Vivendi might be getting more serious about offloading Activision-Blizzard.
Reuters reports the French conglomerate has been in talks with a number of video game (and mass media) companies about a potential sale of the industry's top seller.
That makes for a good headline – and I have no doubt about Reuters' report, but as the industry works itself into a frenzy trying to guess whether Microsoft, Time Warner, or Tencent will be the new home of Call of Duty and Diablo, too many people are failing to scratch the surface.
It's entirely possible those companies – and private equity firms like KKR, Providence and Blackstone – are kicking the tires and peeking at the books. Any company in its right mind would do so, if only to learn more about the strengths and weaknesses of the industry's largest third-party publisher. But to assume that talks mean a sale is imminent is a mistake.
There is, of course, the fact that Vivendi has yet to officially announce that its 60 percent ownership stake in Activision is, in fact, for sale. Reuters reports the company is hoping to pocket somewhere in the neighborhood of $10 billion for the division – and if it finds there's little interest in paying that much, it could hold off on a sale until gaming stocks start to rebound (which almost certainly won't happen until the next generation is underway) or explore other options.
Putting that aside, though, there are plenty of culture issues that could come into play with all of the companies mentioned that could scuttle the sale. Let's run 'em down.
Microsoft: Admittedly, there's a lot that seemingly makes sense about a Microsoft buyout of Activision.
Xbox exclusivity on Call of Duty? Suck it, Sony! An opportunity to revive Guitar Hero as a Kinect game? Get Rare on the horn! Blizzard console games boosting both the console and PC divisions? Steve Ballmer would be dancing for joy.
But Microsoft has a lot on its plate already. It's trying to wrap up new hardware. And it's in the process of essentially relaunching the Halo franchise. More to the point, the company hasn't had tremendous luck when it comes to software. Bungie prospered, of course. And 343 Industries seems to be doing just fine. But Rare has yet to create a true blockbuster. And many internal studios were shut down after failing to produce a hit.

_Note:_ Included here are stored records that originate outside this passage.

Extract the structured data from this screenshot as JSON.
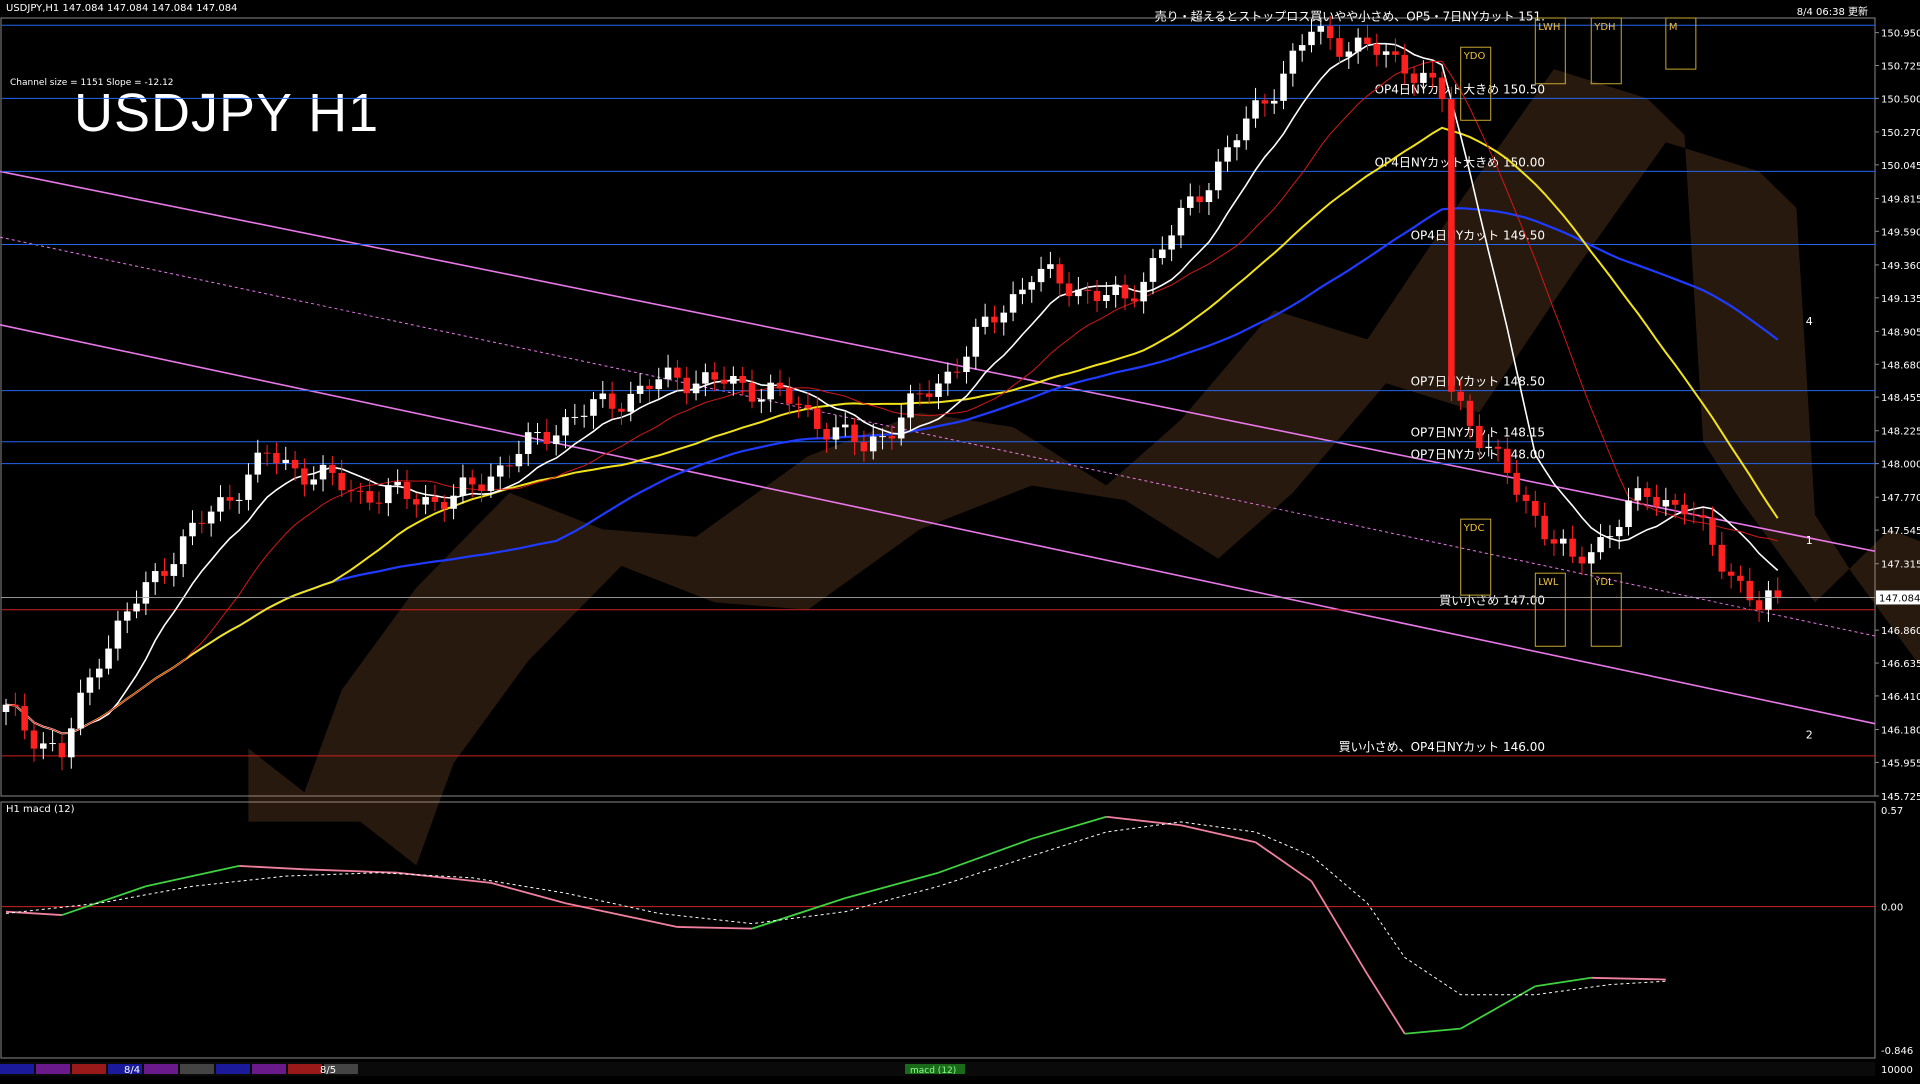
{
  "header": {
    "symbol_line": "USDJPY,H1  147.084 147.084 147.084 147.084",
    "timestamp": "8/4 06:38 更新",
    "channel_info": "Channel size = 1151 Slope = -12.12",
    "chart_title": "USDJPY H1"
  },
  "chart_data": [
    {
      "type": "candlestick",
      "title": "USDJPY H1",
      "y_ticks": [
        "150.950",
        "150.725",
        "150.500",
        "150.270",
        "150.045",
        "149.815",
        "149.590",
        "149.360",
        "149.135",
        "148.905",
        "148.680",
        "148.455",
        "148.225",
        "148.000",
        "147.770",
        "147.545",
        "147.315",
        "147.084",
        "146.860",
        "146.635",
        "146.410",
        "146.180",
        "145.955",
        "145.725"
      ],
      "ylim": [
        145.725,
        151.05
      ],
      "current_price": "147.084",
      "bar_count": 200,
      "close_path": [
        [
          0,
          146.3
        ],
        [
          6,
          146.0
        ],
        [
          10,
          146.7
        ],
        [
          18,
          147.4
        ],
        [
          28,
          148.05
        ],
        [
          38,
          147.8
        ],
        [
          48,
          147.75
        ],
        [
          60,
          148.3
        ],
        [
          72,
          148.6
        ],
        [
          82,
          148.5
        ],
        [
          92,
          148.1
        ],
        [
          100,
          148.55
        ],
        [
          110,
          149.3
        ],
        [
          120,
          149.1
        ],
        [
          130,
          150.05
        ],
        [
          140,
          150.95
        ],
        [
          150,
          150.75
        ],
        [
          154,
          150.5
        ],
        [
          155,
          148.5
        ],
        [
          160,
          148.0
        ],
        [
          168,
          147.3
        ],
        [
          176,
          147.8
        ],
        [
          180,
          147.7
        ],
        [
          188,
          147.0
        ],
        [
          190,
          147.084
        ]
      ],
      "levels": [
        {
          "price": 151.0,
          "label": "売り・超えるとストップロス買いやや小さめ、OP5・7日NYカット 151.",
          "color": "#2266ee"
        },
        {
          "price": 150.5,
          "label": "OP4日NYカット大きめ 150.50",
          "color": "#2266ee"
        },
        {
          "price": 150.0,
          "label": "OP4日NYカット大きめ 150.00",
          "color": "#2266ee"
        },
        {
          "price": 149.5,
          "label": "OP4日NYカット 149.50",
          "color": "#2266ee"
        },
        {
          "price": 148.5,
          "label": "OP7日NYカット 148.50",
          "color": "#2266ee"
        },
        {
          "price": 148.15,
          "label": "OP7日NYカット 148.15",
          "color": "#2266ee"
        },
        {
          "price": 148.0,
          "label": "OP7日NYカット 148.00",
          "color": "#2266ee"
        },
        {
          "price": 147.0,
          "label": "買い小さめ 147.00",
          "color": "#cc2222"
        },
        {
          "price": 146.0,
          "label": "買い小さめ、OP4日NYカット 146.00",
          "color": "#cc2222"
        }
      ],
      "box_labels": [
        "LWH",
        "YDH",
        "M",
        "YDO",
        "YDC",
        "LWL",
        "YDL"
      ],
      "wave_labels": [
        "4",
        "1",
        "2"
      ]
    },
    {
      "type": "line",
      "title": "H1 macd (12)",
      "y_ticks": [
        "0.57",
        "0.00",
        "-0.846"
      ],
      "ylim": [
        -0.846,
        0.57
      ],
      "macd_path": [
        [
          0,
          -0.03
        ],
        [
          6,
          -0.05
        ],
        [
          15,
          0.12
        ],
        [
          25,
          0.24
        ],
        [
          32,
          0.22
        ],
        [
          42,
          0.2
        ],
        [
          52,
          0.14
        ],
        [
          60,
          0.02
        ],
        [
          72,
          -0.12
        ],
        [
          80,
          -0.13
        ],
        [
          90,
          0.05
        ],
        [
          100,
          0.2
        ],
        [
          110,
          0.4
        ],
        [
          118,
          0.53
        ],
        [
          126,
          0.48
        ],
        [
          134,
          0.38
        ],
        [
          140,
          0.15
        ],
        [
          146,
          -0.4
        ],
        [
          150,
          -0.75
        ],
        [
          156,
          -0.72
        ],
        [
          164,
          -0.47
        ],
        [
          170,
          -0.42
        ],
        [
          178,
          -0.43
        ]
      ],
      "signal_path": [
        [
          0,
          -0.04
        ],
        [
          10,
          0.02
        ],
        [
          20,
          0.12
        ],
        [
          30,
          0.18
        ],
        [
          40,
          0.2
        ],
        [
          50,
          0.17
        ],
        [
          60,
          0.08
        ],
        [
          70,
          -0.04
        ],
        [
          80,
          -0.1
        ],
        [
          90,
          -0.03
        ],
        [
          100,
          0.12
        ],
        [
          110,
          0.3
        ],
        [
          118,
          0.44
        ],
        [
          126,
          0.5
        ],
        [
          134,
          0.44
        ],
        [
          140,
          0.3
        ],
        [
          146,
          0.02
        ],
        [
          150,
          -0.3
        ],
        [
          156,
          -0.52
        ],
        [
          164,
          -0.52
        ],
        [
          172,
          -0.46
        ],
        [
          178,
          -0.44
        ]
      ]
    }
  ],
  "bottom_bar": {
    "dates": [
      "8/4",
      "8/5"
    ],
    "indicator": "macd (12)",
    "value_right": "10000"
  }
}
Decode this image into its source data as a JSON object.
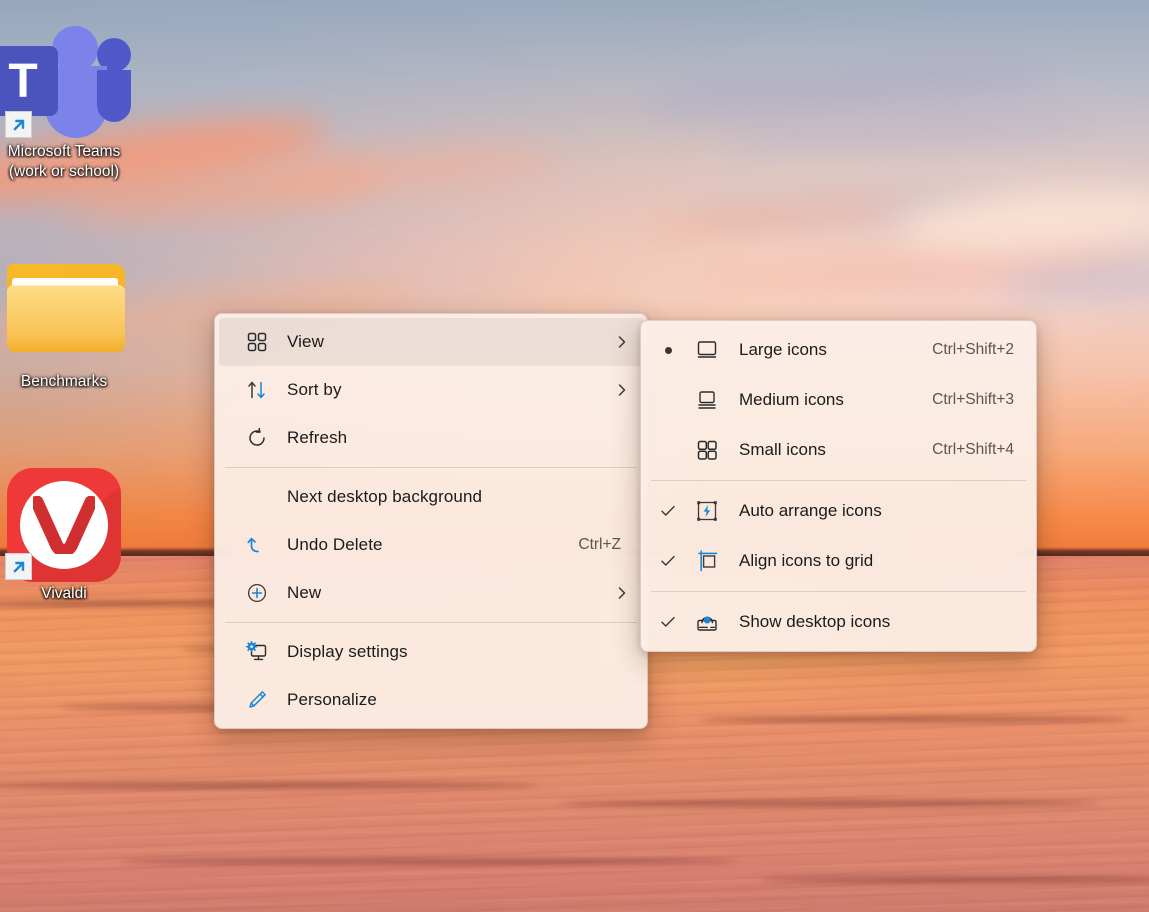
{
  "desktop": {
    "icons": [
      {
        "name": "Microsoft Teams\n(work or school)",
        "icon": "microsoft-teams-icon",
        "shortcut": true
      },
      {
        "name": "Benchmarks",
        "icon": "folder-icon",
        "shortcut": false
      },
      {
        "name": "Vivaldi",
        "icon": "vivaldi-icon",
        "shortcut": true
      }
    ]
  },
  "context_menu": {
    "items": [
      {
        "label": "View",
        "icon": "grid-icon",
        "accel": "",
        "submenu": true,
        "highlighted": true
      },
      {
        "label": "Sort by",
        "icon": "sort-icon",
        "accel": "",
        "submenu": true,
        "highlighted": false
      },
      {
        "label": "Refresh",
        "icon": "refresh-icon",
        "accel": "",
        "submenu": false,
        "highlighted": false
      },
      {
        "separator": true
      },
      {
        "label": "Next desktop background",
        "icon": "",
        "accel": "",
        "submenu": false,
        "highlighted": false
      },
      {
        "label": "Undo Delete",
        "icon": "undo-icon",
        "accel": "Ctrl+Z",
        "submenu": false,
        "highlighted": false
      },
      {
        "label": "New",
        "icon": "plus-circle-icon",
        "accel": "",
        "submenu": true,
        "highlighted": false
      },
      {
        "separator": true
      },
      {
        "label": "Display settings",
        "icon": "monitor-gear-icon",
        "accel": "",
        "submenu": false,
        "highlighted": false
      },
      {
        "label": "Personalize",
        "icon": "paintbrush-icon",
        "accel": "",
        "submenu": false,
        "highlighted": false
      }
    ]
  },
  "view_submenu": {
    "items": [
      {
        "label": "Large icons",
        "icon": "large-icons-icon",
        "accel": "Ctrl+Shift+2",
        "mark": "radio"
      },
      {
        "label": "Medium icons",
        "icon": "medium-icons-icon",
        "accel": "Ctrl+Shift+3",
        "mark": "none"
      },
      {
        "label": "Small icons",
        "icon": "small-icons-icon",
        "accel": "Ctrl+Shift+4",
        "mark": "none"
      },
      {
        "separator": true
      },
      {
        "label": "Auto arrange icons",
        "icon": "auto-arrange-icon",
        "accel": "",
        "mark": "check"
      },
      {
        "label": "Align icons to grid",
        "icon": "align-grid-icon",
        "accel": "",
        "mark": "check"
      },
      {
        "separator": true
      },
      {
        "label": "Show desktop icons",
        "icon": "show-desktop-icons-icon",
        "accel": "",
        "mark": "check"
      }
    ]
  },
  "colors": {
    "menu_background": "#fbf0e9",
    "menu_text": "#1b1b1b",
    "accel_text": "#5c5550",
    "accent_blue": "#0f6cbd",
    "teams_purple": "#4b53bc",
    "vivaldi_red": "#ef3939",
    "folder_yellow": "#f7b829"
  }
}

Moreover, by bringing Activision's mega franchises in-house, the company could hurt its relations with third-party publishers, which are critical to the Xbox. And Activision's profitability would plummet as a Microsoft division, since there's no real chance the company would make games for the PlayStation or Nintendo platforms.
Microsoft, at this point, seems more interested in focusing on cross-platform functionality, expanding the Xbox's entertainment options and internally focusing a very few key franchises. And, as we've seen over the past couple of years, that's a strategy that has worked well for the company.
Tencent: Tencent is a company that's interested in expanding its presence in the U.S. market – and it's already partnering with Activision to bring Call of Duty Online to China, so of course it's going to be mentioned.
The company, though, works on an entirely different business model than Activision – and the learning curve for retail games is a steep one (even with an accomplished executive team in place – and hate all you want on Bobby Kotick, the man knows how to make money).
If this were five years or so in the future, it'd be easier, perhaps, to make a case for Tencent, but right now the company has its hands full. It recently bought a minority stake in Epic Games and a majority stake in League of Legends creator Riot Games. Those two acquisitions are said to have added up to a $1 billion cash outlay, far less than the price tag Activision will carry.
Additionally, those purchases are going to keep it busy for a while, as it learns how the North American market works. And that alone could cause it to pass on Activision.
Time Warner: The media giant certainly has an interest in the gaming world. Warner Bros. Interactive Entertainment is doing well -- so well, that it reportedly got into a bidding war with Tencent over that stake in Epic.
Sure, there's some possible synergy between the companies. The film division would lick its chops at having Activision's IPs in its portfolio. But operating a video game unit at the size and scale of WBIE versus Activision is a jump that it's not ready to make.
It has gone all-in with video game companies before, though, and it didn't work out well. And with the bitter aftertaste of the AOL merger still lingering after all these years, it's going to be hesitant to make any multi-billion dollar leaps into industries it doesn't fully understand.
Just ask the boss.
Time Warner's acquisitions of late have been in areas it's comfortable with – and most of those have been overseas. And last year, CEO Jeff Bewkes told attendees at a UBS investor conference that he plans to stay away from "strange conceptual diversification into areas that nobody understands".
Time Warner understands games, but whether it understands where the gaming industry is going in the next five years is less certain. And the spotty track record of the video game industry could spook investors.
As for those potential venture capitalists, they're likely to be interested, but rustling up $10 billion won't be easy, given the dearth of successful IPOs since 2008.
In the long run, Wedbush analyst Michael Pachter may have called this one right earlier this month. Vivendi, he said, wouldn't have a lot of luck finding a buyer – and ultimately it's more likely to spin-off Activision as its own company.